Hyundai’s Record April Aided by Chip Strategy, COO Munoz Says
(Bloomberg) -- Hyundai Motor Co. and Toyota Motor Co. kept ordering semiconductors last year even after the pandemic crushed auto sales. Both were rewarded with record April deliveries.
South Korea’s Hyundai sold 77,523 units last month, up 128% from a year ago. The Japanese auto giant’s U.S. sales grew 183% to 239,311 vehicles, including the Toyota and Lexus brands.
Automakers around the world idled plants a year ago as part of the broader shutdown to curb Covid 19. Many carmakers slashed orders for semiconductors to keep a lid on costs. Now, with auto demand roaring back and consumer-electronics companies gobbling up all the excess chipmaking capacity, they’ve been caught flat-footed.
Last week, Ford Motor Co. said it would have to cut production by half in the second quarter due to chip shortages.
“Most of our competitors decided to cut the orders,” Jose Munoz, Hyundai’s global chief operating officer, said in an interview. “We saw the market differently.”
Hyundai’s deliveries are up 48% for the year, led by the new Tucson compact sport utility vehicle and redesigned Elantra sedan.
The automaker hasn’t been completely unscathed by the shortage -- its Korean plants have lost about 45,579 units as of April 30, according to researcher AutoForecast Solutions.
But the company’s sole U.S. plant in Montgomery, Alabama, which makes the Sonata and Elantra sedans and the Santa Fe SUV, hasn’t had to halt production, the data show.
Toyota, which also touted its decision to keep plenty of chips on hand, likewise reported record U.S. sales in April.

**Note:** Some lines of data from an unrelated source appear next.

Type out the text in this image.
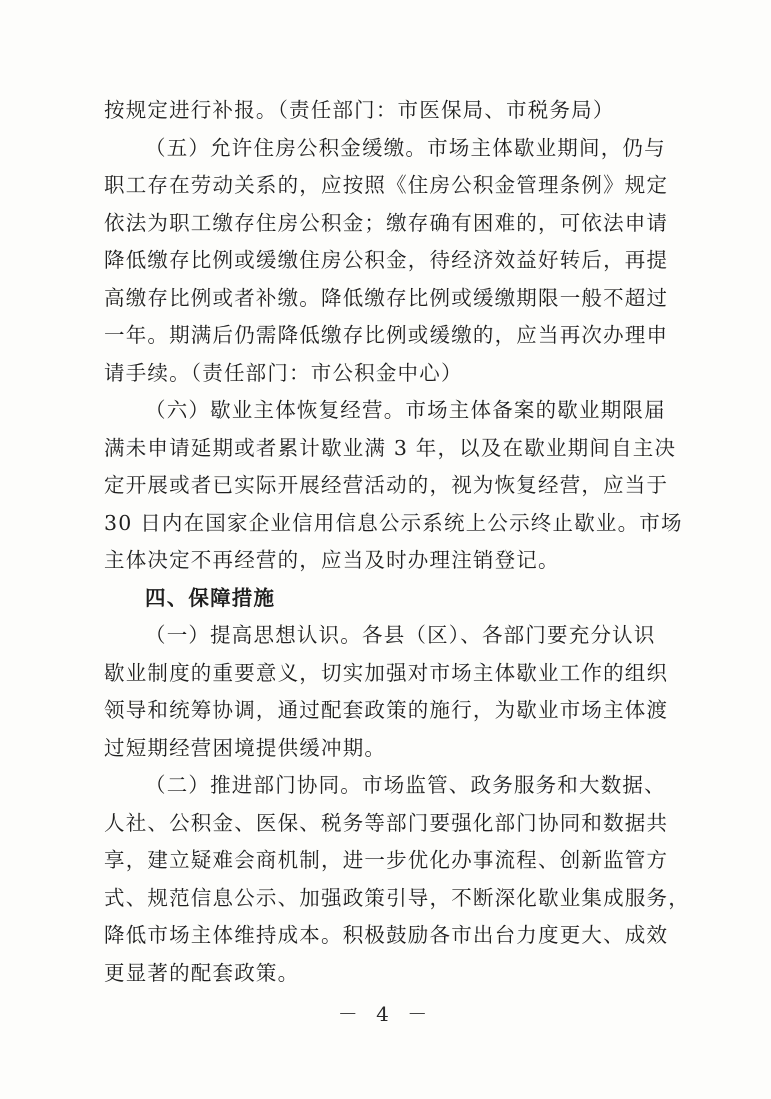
按规定进行补报。（责任部门：市医保局、市税务局）
（五）允许住房公积金缓缴。市场主体歇业期间，仍与
职工存在劳动关系的，应按照《住房公积金管理条例》规定
依法为职工缴存住房公积金；缴存确有困难的，可依法申请
降低缴存比例或缓缴住房公积金，待经济效益好转后，再提
高缴存比例或者补缴。降低缴存比例或缓缴期限一般不超过
一年。期满后仍需降低缴存比例或缓缴的，应当再次办理申
请手续。（责任部门：市公积金中心）
（六）歇业主体恢复经营。市场主体备案的歇业期限届
满未申请延期或者累计歇业满 3 年，以及在歇业期间自主决
定开展或者已实际开展经营活动的，视为恢复经营，应当于
30 日内在国家企业信用信息公示系统上公示终止歇业。市场
主体决定不再经营的，应当及时办理注销登记。
四、保障措施
（一）提高思想认识。各县（区）、各部门要充分认识
歇业制度的重要意义，切实加强对市场主体歇业工作的组织
领导和统筹协调，通过配套政策的施行，为歇业市场主体渡
过短期经营困境提供缓冲期。
（二）推进部门协同。市场监管、政务服务和大数据、
人社、公积金、医保、税务等部门要强化部门协同和数据共
享，建立疑难会商机制，进一步优化办事流程、创新监管方
式、规范信息公示、加强政策引导，不断深化歇业集成服务，
降低市场主体维持成本。积极鼓励各市出台力度更大、成效
更显著的配套政策。
－ 4 －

Most automakers reveal deliveries on a quarterly basis only.
Foreign brands may be especially keen to keep their U.S. plants running, said Joe McCabe president of AutoForecast.
“Foreign-based manufacturers competing in North America need to maintain their current foothold to keep customers as loyal as possible,” McCabe said. “If they don’t have the inventory to get it done, then they’re at a high risk of losing market share.”